Pelaku pasar cemas karena melihat ada pertanda menuju resesi di AS dalam waktu dekat. Sinyal itu datang dari pasar obligasi pemerintah AS.
Per akhir pekan lalu, yield (imbal hasil) obligasi pemerintah AS tenor 3 bulan berada di 2,4527%, lebih tinggi ketimbang tenor 10 tahun yang sebesar 2,4373%. Ini menjadi kejadian pertama sejak Januari 2017.
Inversi (yield tenor pendek lebih tinggi dibandingkan tenor panjang) antara tenor 3 bulan dan 10 tahun seringkali dijadikan indikator terjadinya resesi setidaknya dalam 18 bulan ke depan.

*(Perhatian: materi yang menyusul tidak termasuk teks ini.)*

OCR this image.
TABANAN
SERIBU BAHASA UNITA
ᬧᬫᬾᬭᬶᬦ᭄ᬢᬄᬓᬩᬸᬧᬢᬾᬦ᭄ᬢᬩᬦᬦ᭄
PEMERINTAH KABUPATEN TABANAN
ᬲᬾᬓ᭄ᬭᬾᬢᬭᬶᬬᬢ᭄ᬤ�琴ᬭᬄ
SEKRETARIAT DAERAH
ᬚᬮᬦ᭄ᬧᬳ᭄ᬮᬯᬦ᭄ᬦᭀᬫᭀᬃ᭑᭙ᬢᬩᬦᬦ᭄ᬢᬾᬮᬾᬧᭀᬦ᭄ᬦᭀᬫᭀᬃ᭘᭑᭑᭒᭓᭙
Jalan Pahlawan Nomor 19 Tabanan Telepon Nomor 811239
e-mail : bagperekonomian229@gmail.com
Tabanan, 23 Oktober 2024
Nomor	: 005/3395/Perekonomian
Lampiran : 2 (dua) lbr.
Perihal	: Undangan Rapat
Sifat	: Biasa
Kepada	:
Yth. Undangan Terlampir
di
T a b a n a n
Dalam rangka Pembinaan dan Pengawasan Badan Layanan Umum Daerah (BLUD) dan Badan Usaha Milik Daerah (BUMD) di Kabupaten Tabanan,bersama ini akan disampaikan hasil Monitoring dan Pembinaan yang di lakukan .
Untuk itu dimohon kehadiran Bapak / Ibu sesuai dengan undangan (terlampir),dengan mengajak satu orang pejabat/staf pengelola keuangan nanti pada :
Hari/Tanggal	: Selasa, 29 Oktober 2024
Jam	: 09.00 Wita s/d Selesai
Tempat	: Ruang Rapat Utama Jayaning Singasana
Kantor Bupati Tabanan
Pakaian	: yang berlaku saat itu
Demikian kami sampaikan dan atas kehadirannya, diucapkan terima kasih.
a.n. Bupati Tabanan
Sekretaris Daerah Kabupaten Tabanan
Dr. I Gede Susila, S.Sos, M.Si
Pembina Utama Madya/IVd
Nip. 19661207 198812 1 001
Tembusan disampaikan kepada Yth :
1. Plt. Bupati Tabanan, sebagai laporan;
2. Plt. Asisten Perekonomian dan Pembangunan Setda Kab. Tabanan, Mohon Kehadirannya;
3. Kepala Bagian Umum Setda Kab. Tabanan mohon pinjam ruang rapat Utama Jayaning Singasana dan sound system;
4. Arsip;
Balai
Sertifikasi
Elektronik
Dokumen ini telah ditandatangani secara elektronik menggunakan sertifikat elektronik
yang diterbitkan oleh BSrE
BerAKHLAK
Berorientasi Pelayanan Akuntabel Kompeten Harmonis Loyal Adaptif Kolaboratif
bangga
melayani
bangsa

Investor yang meminta 'jaminan' lebih tinggi untuk obligasi tenor jangka pendek menggambarkan persepsi suram (gloomy) terhadap kondisi perekonomian AS dalam waktu dekat.
Resesi atau kemerosotan lazimnya didefinisikan terjadi ketika produk domestik bruto (GDP) suatu negara menurun atau ketika pertumbuhan ekonomi riil bernilai negatif selama dua kuartal atau lebih dalam satu tahun.
Lebih lanjut, negosiasi dagang AS-China yang akan digelar pada pekan ini membuat investor pasar saham grogi. Pada Kamis dan Jumat pekan ini (28-29 Maret), Kepala Perwakilan Dagang AS Robert Lighthizer dan Menteri Keuangan AS Steven Mnuchin dijadwalkan bertandang ke China untuk bernegosiasi dengan Wakil Perdana Menteri China Liu He.
Negosiasi kali ini menjadi amat penting mengingat sebelumnya ada pemberitaan yang menyebut bahwa pertemuan antara Presiden AS Donald Trump dan Presiden China Xi Jinping akan diundur hingga Juni, membuat negosiasi dagang kedua negara menjadi berlarut-larut.
Jika kesepakatan tak juga bisa dicapai, perang dagang yang kini terjadi justru akan tereskalasi.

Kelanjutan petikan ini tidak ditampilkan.